Premature Ejaculation

Quick Facts

  • The inability to delay ejaculation for more than one minute
  • A common sexual problem that may be caused by psychological or physiological factors
  • May be treated with exercise, medication, or counseling

Premature Ejaculation Doctor

What is Premature Ejaculation?

Premature ejaculation is the release of sperm earlier than preferred by a man.

Primary premature ejaculation is a chronic and consistent inability to delay ejaculation.

Secondary premature ejaculation is the sudden inability to delay ejaculation after experiencing normal ejaculation during sexual experiences.

Premature ejaculation is a common sexual problem. One in three men experience premature ejaculation in their lifetime.

Premature Ejaculation Symptoms

Primary symptoms of premature ejaculation include:

  • Ejaculating within a minute of sexual activity on a consistent basis
  • Inability to delay ejaculation

Premature Ejaculation Causes

Premature ejaculation may be caused by psychological factors, physiological problems, or a combination of the two.

Psychological factors include:

  • Stress
  • Depression
  • Sexual abuse
  • Performance anxiety
  • Poor self-esteem
  • Shame or guilt about sexual encounters

Physiological causes include:

  • Erectile dysfunction
  • Hormone or chemical imbalance
  • Infection or inflammation of the reproductive system
  • Family history of premature ejaculation

Premature Ejaculation Diagnosis

To diagnose premature ejaculation, the physician will evaluate the patient’s health history and perform a physical examination. The physician may also order a blood test to check hormone levels. If results are inconclusive or require further examination, the patient may be referred to a urologist or a mental health counselor.

Premature Ejaculation Treatment

Treatment for premature ejaculation varies depending on the cause, but may include exercise, medication, and counseling, or a combination of the three.


  • Pre-coital masturbation, to aid in ejaculatory delay.
  • Intercourse alternatives, to relieve performance anxiety.
  • Pelvic floor exercises, to strengthen the muscles involved in intercourse and ejaculation.
    • Tightening the pelvic floor muscles, holding them for three seconds, releasing them for three seconds, and then repeating, ten times, three times a day.
  • The pause-squeeze technique, in which the man’s partner squeezes and holds the area of the penis between the head and the shaft until the urge to ejaculate passes
  • The stop-start technique, in which sexual activity proceeds until the urge to ejaculate arises, and then sexual activity stops until the urge to ejaculate passes.

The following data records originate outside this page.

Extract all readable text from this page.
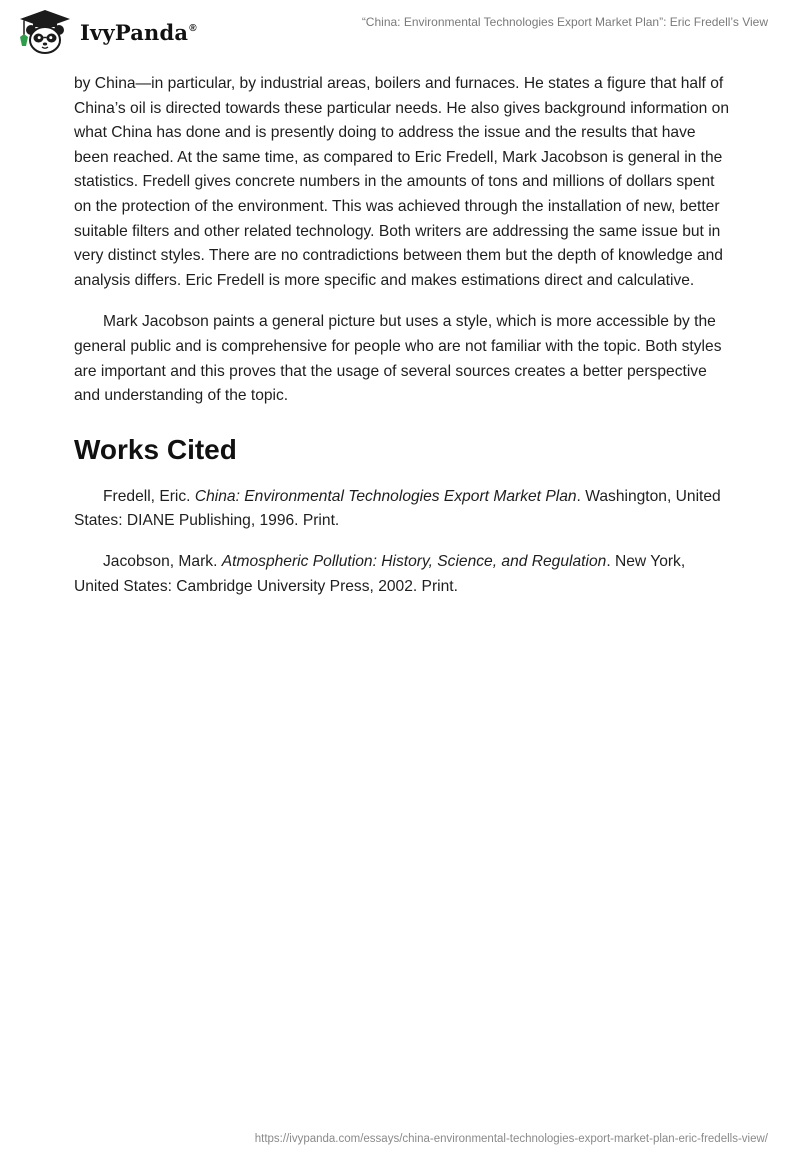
IvyPanda®	“China: Environmental Technologies Export Market Plan”: Eric Fredell’s View

by China—in particular, by industrial areas, boilers and furnaces. He states a figure that half of China’s oil is directed towards these particular needs. He also gives background information on what China has done and is presently doing to address the issue and the results that have been reached. At the same time, as compared to Eric Fredell, Mark Jacobson is general in the statistics. Fredell gives concrete numbers in the amounts of tons and millions of dollars spent on the protection of the environment. This was achieved through the installation of new, better suitable filters and other related technology. Both writers are addressing the same issue but in very distinct styles. There are no contradictions between them but the depth of knowledge and analysis differs. Eric Fredell is more specific and makes estimations direct and calculative.

Mark Jacobson paints a general picture but uses a style, which is more accessible by the general public and is comprehensive for people who are not familiar with the topic. Both styles are important and this proves that the usage of several sources creates a better perspective and understanding of the topic.

Works Cited

Fredell, Eric. China: Environmental Technologies Export Market Plan. Washington, United States: DIANE Publishing, 1996. Print.

Jacobson, Mark. Atmospheric Pollution: History, Science, and Regulation. New York, United States: Cambridge University Press, 2002. Print.

https://ivypanda.com/essays/china-environmental-technologies-export-market-plan-eric-fredells-view/
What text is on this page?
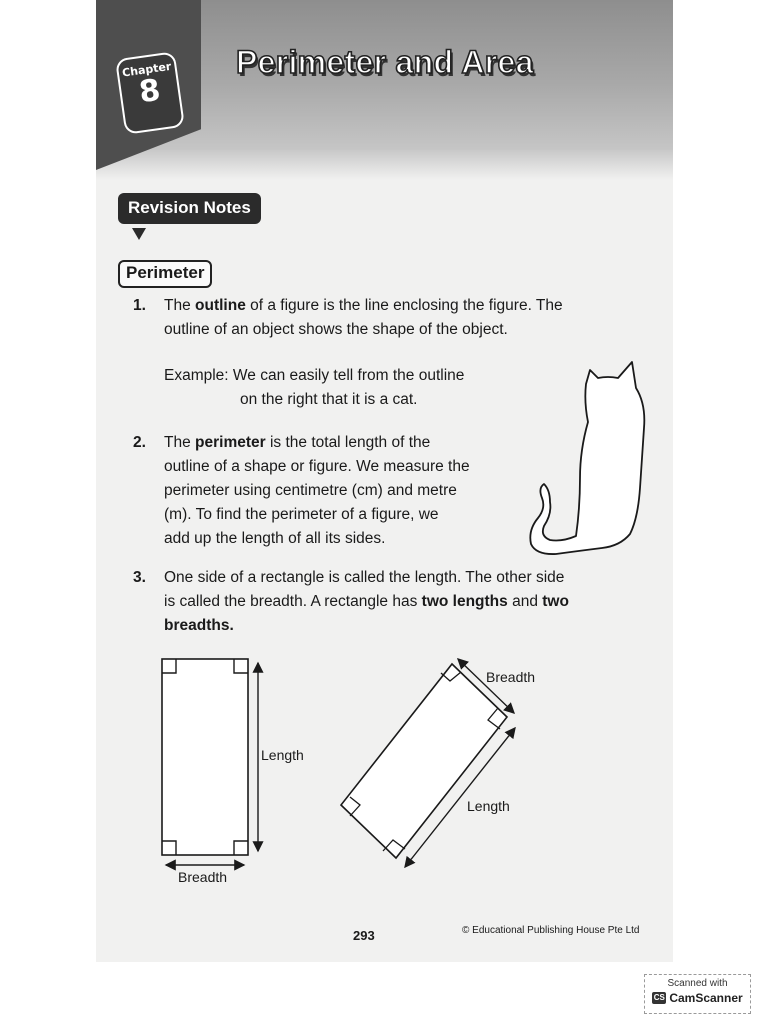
Chapter
8
Perimeter and Area
Revision Notes
Perimeter
1. The outline of a figure is the line enclosing the figure. The
outline of an object shows the shape of the object.
Example: We can easily tell from the outline
on the right that it is a cat.
2. The perimeter is the total length of the
outline of a shape or figure. We measure the
perimeter using centimetre (cm) and metre
(m). To find the perimeter of a figure, we
add up the length of all its sides.
3. One side of a rectangle is called the length. The other side
is called the breadth. A rectangle has two lengths and two
breadths.
Length
Breadth
Breadth
Length
293	© Educational Publishing House Pte Ltd
Scanned with
CS CamScanner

  • Numbing agents, in condoms and topical sprays and creams, to decrease penis sensitivity.
  • Antidepressants, especially serotonin reuptake inhibitors (SSRIs) such as escitalopram, sertraline, paroxetine, or fluoxetine, which may help delay ejaculation.
  • Tramadol, an analgesic, which may help delay ejaculation.
  • Phosphodiesterase-5 inhibitors, such as sildenafil, tadalafil, and orvardenafil, which are used to treat erectile dysfunction.


In cases where a patient’s sexual history or mental health may be a factor, counseling may help. Counseling may ease anxiety or stress associated with premature ejaculation, or may help a patient deal with past sexual experiences or performance anxiety that may be contributing to the problem. Relationship counseling may also help the couple resolve problems or discuss the issue.

Dietary changes 

Some doctors believe that the minerals zinc and magnesium may play a role in sexual health and that a deficiency may contribute to premature ejaculation. Though this has not been proven, some recommend eating foods that are high in these minerals, such as oysters, spinach, almonds, kidney beans, chickpeas, beef, garlic, and peas.